O argumento de Sader concentra-se menos numa suposta queima de etapas para o crescimento
econômico do que na criação, a
partir do "atraso" no desenvolvimento da esquerda brasileira, de
possibilidades inesperadas para a
mudança política no país.
Pois não é disso que se trata,
nesses dias em que o presidente
Luiz Inácio Lula da Silva anda
fundindo a cuca de velhos aliados
na intelectualidade paulistana,
uspiana, petista? O autor, professor da USP e da Uerj, é pertinente,
se mais não fosse pelo protagonismo que vem exercendo no debate
crítico, militante, jornalístico do
novo governo.
Aos argumentos, cidadãos: a
temporalidade brasileira, "atrasada" mesmo em relação a seus vizinhos latino-americanos, teria
permitido ao país alcançar ao final do século 20 a formação de
uma das esquerdas mais fortes do
mundo (leia-se PT-MST-CUT).
"O atraso relativo da esquerda",
pode-se ler à pág. 148, "construída
num país agrário até entrada a segunda metade do século 20, permitiu que o golpe militar de 1964
atingisse um inimigo relativamente débil -em comparação
com a força que já dispunham os
vizinhos".
Tivemos o golpe antes, ele diz.
Isso permitiu, defende o sociólogo, que, terminado o regime militar, não ingressássemos imediatamente "numa fase de hegemonia
neoliberal" e gastássemos os 80 a
fortalecer movimentos sociais e
forças democráticas.
Mais uma vez tardiamente, afirma, chegamos ao neoliberalismo
sob FHC. Entre outros fatores a
frear a gana de um desmonte
maior do Estado, a própria força
que, construída nas lutas do ABC
dos 70 e no país todo nos 80, a esquerda brasileira passou a ter, enquanto as resistências nos vizinhos eram enfraquecidas.

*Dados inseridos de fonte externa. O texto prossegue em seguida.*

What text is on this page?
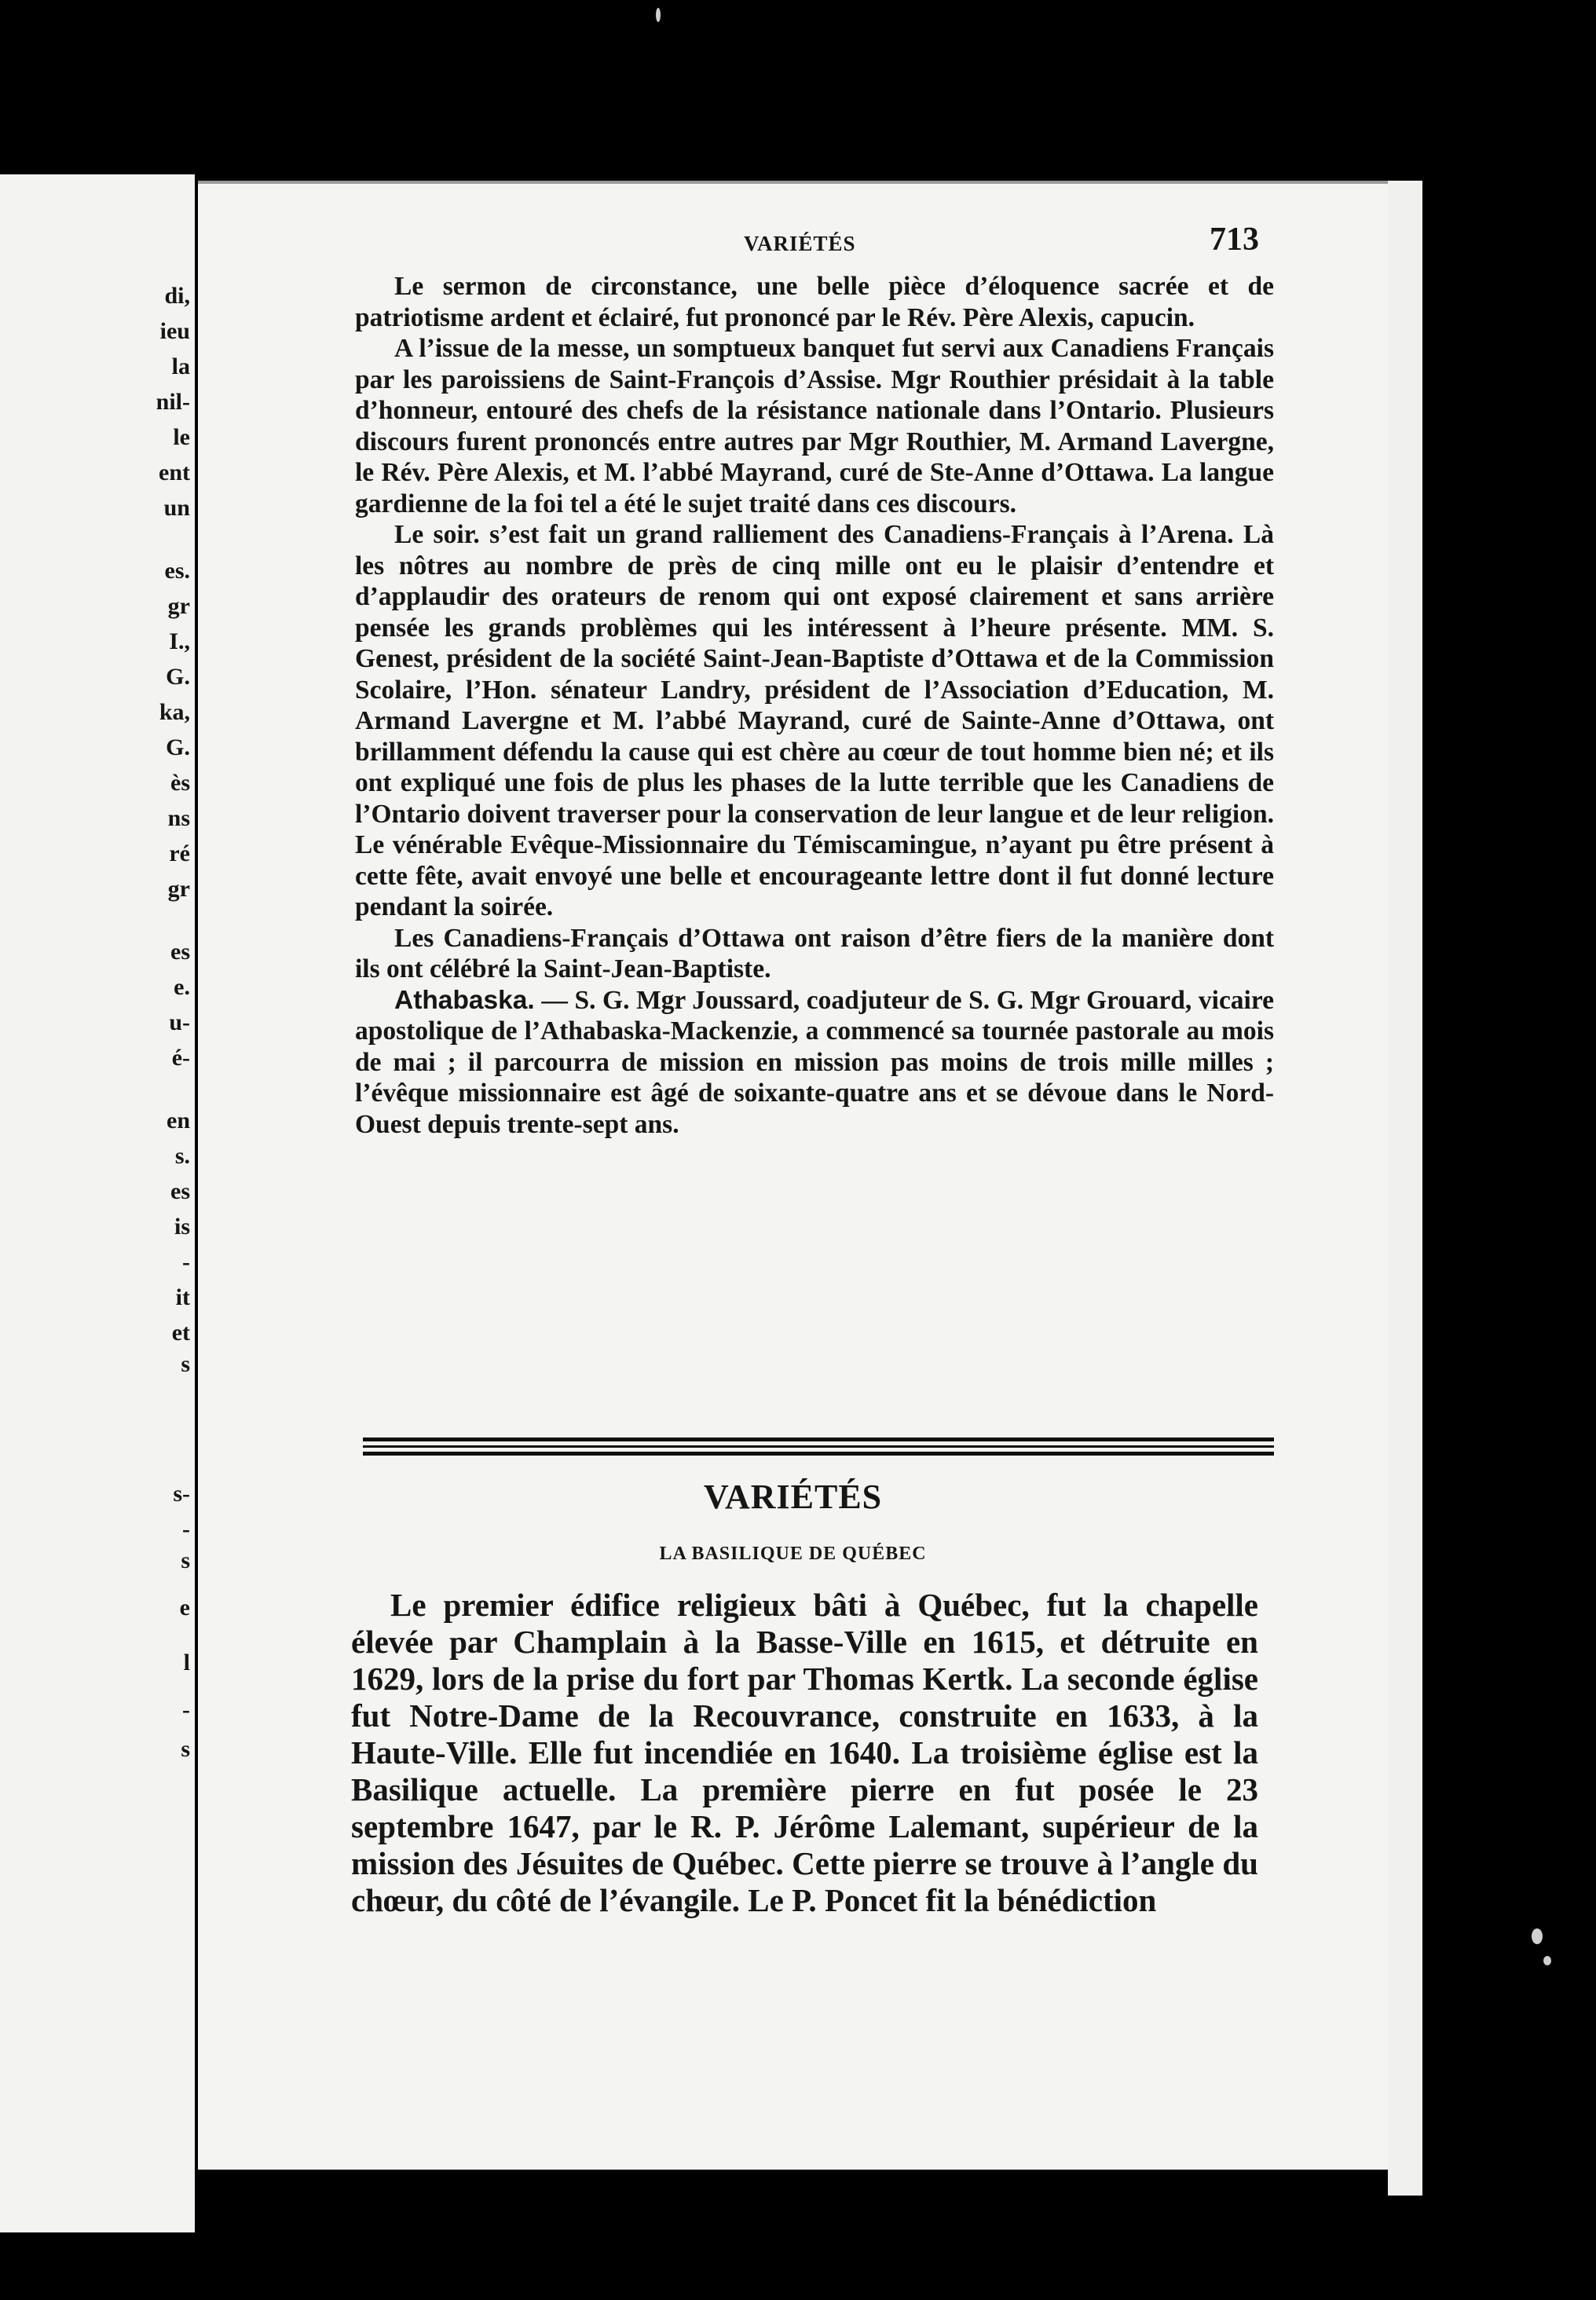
di,
ieu
la
nil-
le
ent
un
es.
gr
I.,
G.
ka,
G.
ès
ns
ré
gr
es
e.
u-
é-
en
s.
es
is
-
it
et
s
s-
-
s
e
l
-
s
VARIÉTÉS	713

Le sermon de circonstance, une belle pièce d’éloquence sacrée et de patriotisme ardent et éclairé, fut prononcé par le Rév. Père Alexis, capucin.

A l’issue de la messe, un somptueux banquet fut servi aux Canadiens Français par les paroissiens de Saint-François d’Assise. Mgr Routhier présidait à la table d’honneur, entouré des chefs de la résistance nationale dans l’Ontario. Plusieurs discours furent prononcés entre autres par Mgr Routhier, M. Armand Lavergne, le Rév. Père Alexis, et M. l’abbé Mayrand, curé de Ste-Anne d’Ottawa. La langue gardienne de la foi tel a été le sujet traité dans ces discours.

Le soir. s’est fait un grand ralliement des Canadiens-Français à l’Arena. Là les nôtres au nombre de près de cinq mille ont eu le plaisir d’entendre et d’applaudir des orateurs de renom qui ont exposé clairement et sans arrière pensée les grands problèmes qui les intéressent à l’heure présente. MM. S. Genest, président de la société Saint-Jean-Baptiste d’Ottawa et de la Commission Scolaire, l’Hon. sénateur Landry, président de l’Association d’Education, M. Armand Lavergne et M. l’abbé Mayrand, curé de Sainte-Anne d’Ottawa, ont brillamment défendu la cause qui est chère au cœur de tout homme bien né; et ils ont expliqué une fois de plus les phases de la lutte terrible que les Canadiens de l’Ontario doivent traverser pour la conservation de leur langue et de leur religion. Le vénérable Evêque-Missionnaire du Témiscamingue, n’ayant pu être présent à cette fête, avait envoyé une belle et encourageante lettre dont il fut donné lecture pendant la soirée.

Les Canadiens-Français d’Ottawa ont raison d’être fiers de la manière dont ils ont célébré la Saint-Jean-Baptiste.

Athabaska. — S. G. Mgr Joussard, coadjuteur de S. G. Mgr Grouard, vicaire apostolique de l’Athabaska-Mackenzie, a commencé sa tournée pastorale au mois de mai ; il parcourra de mission en mission pas moins de trois mille milles ; l’évêque missionnaire est âgé de soixante-quatre ans et se dévoue dans le Nord-Ouest depuis trente-sept ans.

VARIÉTÉS
LA BASILIQUE DE QUÉBEC

Le premier édifice religieux bâti à Québec, fut la chapelle élevée par Champlain à la Basse-Ville en 1615, et détruite en 1629, lors de la prise du fort par Thomas Kertk. La seconde église fut Notre-Dame de la Recouvrance, construite en 1633, à la Haute-Ville. Elle fut incendiée en 1640. La troisième église est la Basilique actuelle. La première pierre en fut posée le 23 septembre 1647, par le R. P. Jérôme Lalemant, supérieur de la mission des Jésuites de Québec. Cette pierre se trouve à l’angle du chœur, du côté de l’évangile. Le P. Poncet fit la bénédiction
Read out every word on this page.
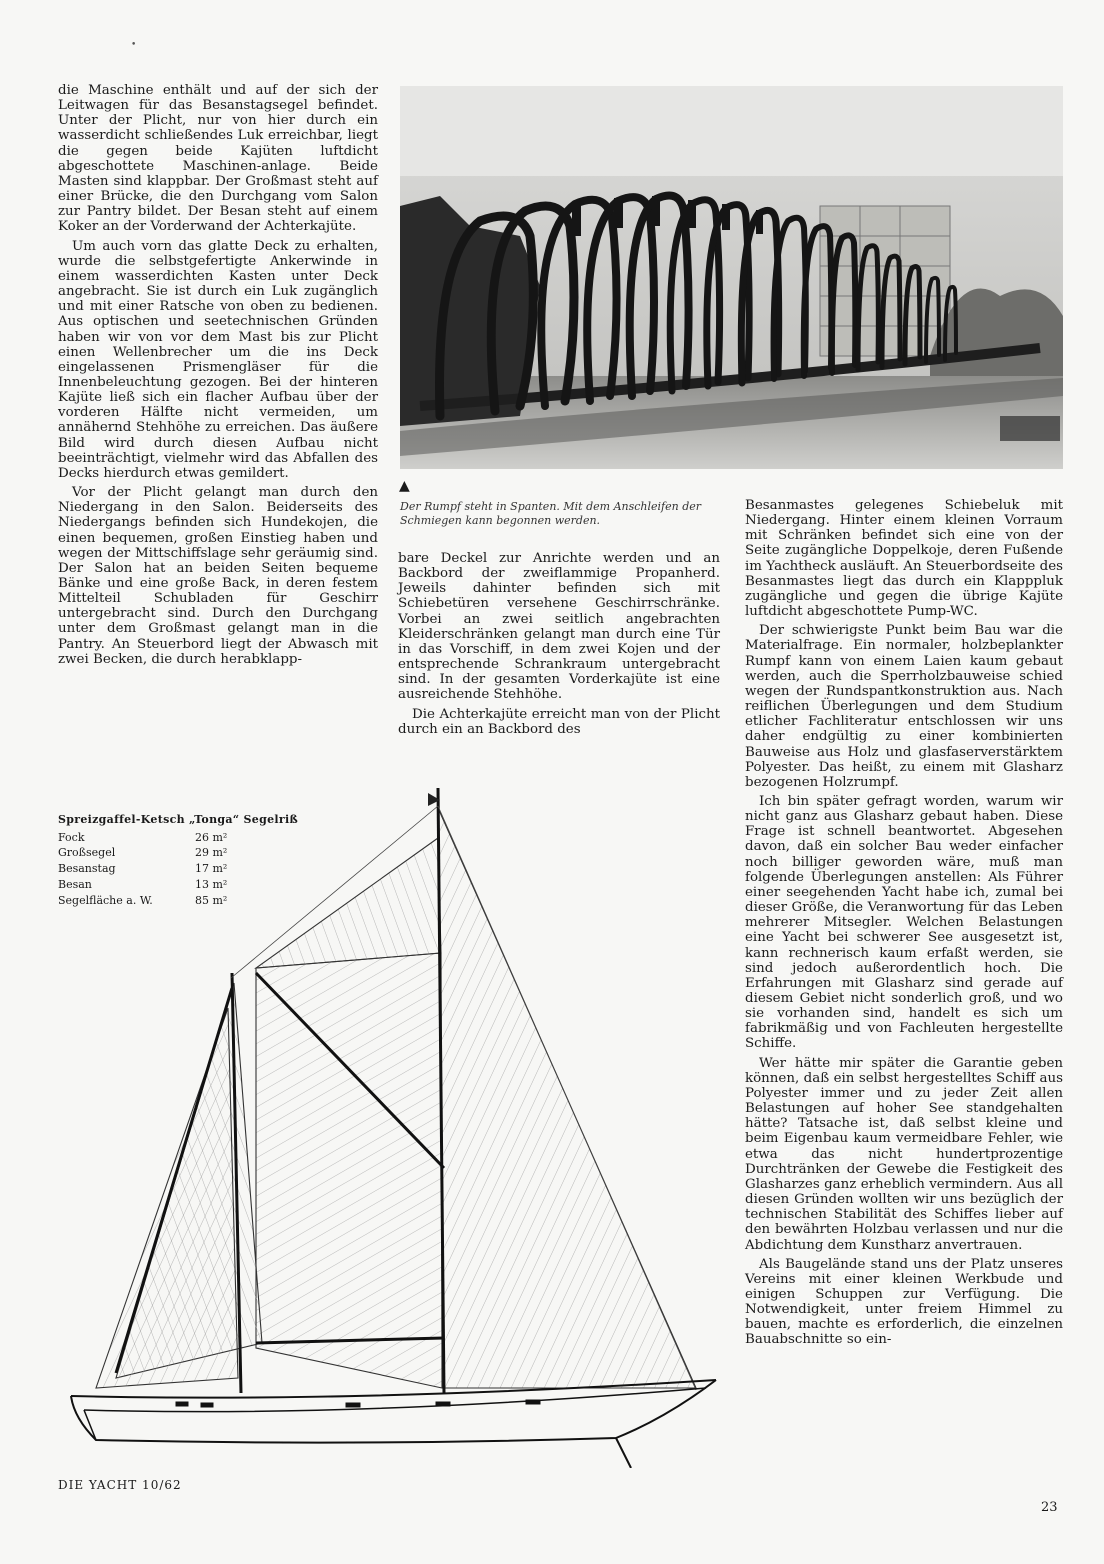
•

die Maschine enthält und auf der sich der Leitwagen für das Besanstagsegel befindet. Unter der Plicht, nur von hier durch ein wasserdicht schließendes Luk erreichbar, liegt die gegen beide Kajüten luftdicht abgeschottete Maschinen-anlage. Beide Masten sind klappbar. Der Großmast steht auf einer Brücke, die den Durchgang vom Salon zur Pantry bildet. Der Besan steht auf einem Koker an der Vorderwand der Achterkajüte.

Um auch vorn das glatte Deck zu erhalten, wurde die selbstgefertigte Ankerwinde in einem wasserdichten Kasten unter Deck angebracht. Sie ist durch ein Luk zugänglich und mit einer Ratsche von oben zu bedienen. Aus optischen und seetechnischen Gründen haben wir von vor dem Mast bis zur Plicht einen Wellenbrecher um die ins Deck eingelassenen Prismengläser für die Innenbeleuchtung gezogen. Bei der hinteren Kajüte ließ sich ein flacher Aufbau über der vorderen Hälfte nicht vermeiden, um annähernd Stehhöhe zu erreichen. Das äußere Bild wird durch diesen Aufbau nicht beeinträchtigt, vielmehr wird das Abfallen des Decks hierdurch etwas gemildert.

Vor der Plicht gelangt man durch den Niedergang in den Salon. Beiderseits des Niedergangs befinden sich Hundekojen, die einen bequemen, großen Einstieg haben und wegen der Mittschiffslage sehr geräumig sind. Der Salon hat an beiden Seiten bequeme Bänke und eine große Back, in deren festem Mittelteil Schubladen für Geschirr untergebracht sind. Durch den Durchgang unter dem Großmast gelangt man in die Pantry. An Steuerbord liegt der Abwasch mit zwei Becken, die durch herabklapp-

▲
Der Rumpf steht in Spanten. Mit dem Anschleifen der Schmiegen kann begonnen werden.

bare Deckel zur Anrichte werden und an Backbord der zweiflammige Propanherd. Jeweils dahinter befinden sich mit Schiebetüren versehene Geschirrschränke. Vorbei an zwei seitlich angebrachten Kleiderschränken gelangt man durch eine Tür in das Vorschiff, in dem zwei Kojen und der entsprechende Schrankraum untergebracht sind. In der gesamten Vorderkajüte ist eine ausreichende Stehhöhe.

Die Achterkajüte erreicht man von der Plicht durch ein an Backbord des

Besanmastes gelegenes Schiebeluk mit Niedergang. Hinter einem kleinen Vorraum mit Schränken befindet sich eine von der Seite zugängliche Doppelkoje, deren Fußende im Yachtheck ausläuft. An Steuerbordseite des Besanmastes liegt das durch ein Klapppluk zugängliche und gegen die übrige Kajüte luftdicht abgeschottete Pump-WC.

Der schwierigste Punkt beim Bau war die Materialfrage. Ein normaler, holzbeplankter Rumpf kann von einem Laien kaum gebaut werden, auch die Sperrholzbauweise schied wegen der Rundspantkonstruktion aus. Nach reiflichen Überlegungen und dem Studium etlicher Fachliteratur entschlossen wir uns daher endgültig zu einer kombinierten Bauweise aus Holz und glasfaserverstärktem Polyester. Das heißt, zu einem mit Glasharz bezogenen Holzrumpf.

Ich bin später gefragt worden, warum wir nicht ganz aus Glasharz gebaut haben. Diese Frage ist schnell beantwortet. Abgesehen davon, daß ein solcher Bau weder einfacher noch billiger geworden wäre, muß man folgende Überlegungen anstellen: Als Führer einer seegehenden Yacht habe ich, zumal bei dieser Größe, die Veranwortung für das Leben mehrerer Mitsegler. Welchen Belastungen eine Yacht bei schwerer See ausgesetzt ist, kann rechnerisch kaum erfaßt werden, sie sind jedoch außerordentlich hoch. Die Erfahrungen mit Glasharz sind gerade auf diesem Gebiet nicht sonderlich groß, und wo sie vorhanden sind, handelt es sich um fabrikmäßig und von Fachleuten hergestellte Schiffe.

Wer hätte mir später die Garantie geben können, daß ein selbst hergestelltes Schiff aus Polyester immer und zu jeder Zeit allen Belastungen auf hoher See standgehalten hätte? Tatsache ist, daß selbst kleine und beim Eigenbau kaum vermeidbare Fehler, wie etwa das nicht hundertprozentige Durchtränken der Gewebe die Festigkeit des Glasharzes ganz erheblich vermindern. Aus all diesen Gründen wollten wir uns bezüglich der technischen Stabilität des Schiffes lieber auf den bewährten Holzbau verlassen und nur die Abdichtung dem Kunstharz anvertrauen.

Als Baugelände stand uns der Platz unseres Vereins mit einer kleinen Werkbude und einigen Schuppen zur Verfügung. Die Notwendigkeit, unter freiem Himmel zu bauen, machte es erforderlich, die einzelnen Bauabschnitte so ein-

Spreizgaffel-Ketsch „Tonga“ Segelriß
Fock	26 m²
Großsegel	29 m²
Besanstag	17 m²
Besan	13 m²
Segelfläche a. W.	85 m²
DIE YACHT 10/62
23
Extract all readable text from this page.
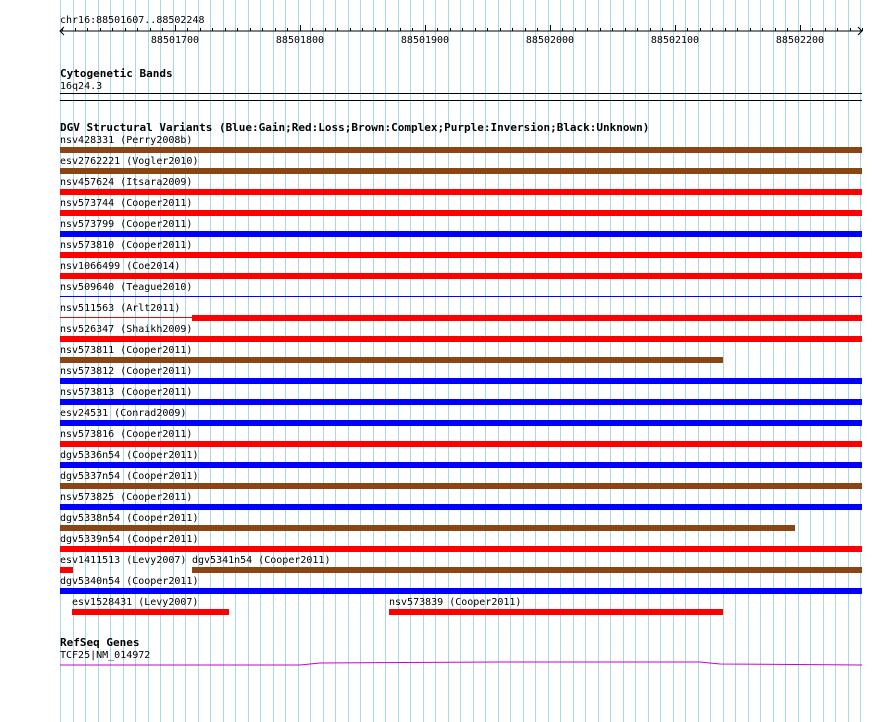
chr16:88501607..88502248
88501700	88501800	88501900	88502000	88502100	88502200
Cytogenetic Bands
16q24.3
DGV Structural Variants (Blue:Gain;Red:Loss;Brown:Complex;Purple:Inversion;Black:Unknown)
nsv428331 (Perry2008b)
esv2762221 (Vogler2010)
nsv457624 (Itsara2009)
nsv573744 (Cooper2011)
nsv573799 (Cooper2011)
nsv573810 (Cooper2011)
nsv1066499 (Coe2014)
nsv509640 (Teague2010)
nsv511563 (Arlt2011)
nsv526347 (Shaikh2009)
nsv573811 (Cooper2011)
nsv573812 (Cooper2011)
nsv573813 (Cooper2011)
esv24531 (Conrad2009)
nsv573816 (Cooper2011)
dgv5336n54 (Cooper2011)
dgv5337n54 (Cooper2011)
nsv573825 (Cooper2011)
dgv5338n54 (Cooper2011)
dgv5339n54 (Cooper2011)
esv1411513 (Levy2007) dgv5341n54 (Cooper2011)
dgv5340n54 (Cooper2011)
esv1528431 (Levy2007)	nsv573839 (Cooper2011)
RefSeq Genes
TCF25|NM_014972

Outro "privilégio do atraso" seria o MST: sua força viria da
"questão agrária" não resolvida.
Resta alguma dificuldade de
conciliar essa idéia de atraso com
a crítica que o próprio sociólogo
faz de sentidos unívocos atribuídos à história, inclusive pelo próprio marxismo.
O livro atravessa o mundo e o
século 20, mas sua inserção no debate imediato sobre a novidade
do governo Lula é explícita. Como
no caso de Trótski para a Revolução Russa, trata-se, no caso de Sader, de tentar explicar que vitória
foi essa e que papel ela pode representar.
Na encruzilhada de um mundo
novo (apresentado nas duas primeiras partes do livro), ele afirma
que a combinação da singular desigualdade nacional com nossa
"temporalidade" própria, "dependendo de sua articulação, pode levar o país a uma formidável
estagnação e regressão de dimensões civilizatórias [...] ou a encarar
a possibilidade histórica de uma
ruptura e um salto de qualidade
no seu processo de construção como nação e como sociedade".
É o problema do novo governo.
Sader rejeita o vaticínio de que
Lula beijou definitivamente a cruz
do continuísmo. O suspense, no
livro ao menos, permanece. Não
sem que antes o autor faça as suas
apostas sobre as condições necessárias para uma "ruptura" democrática com o modelo de "financeirização do Estado".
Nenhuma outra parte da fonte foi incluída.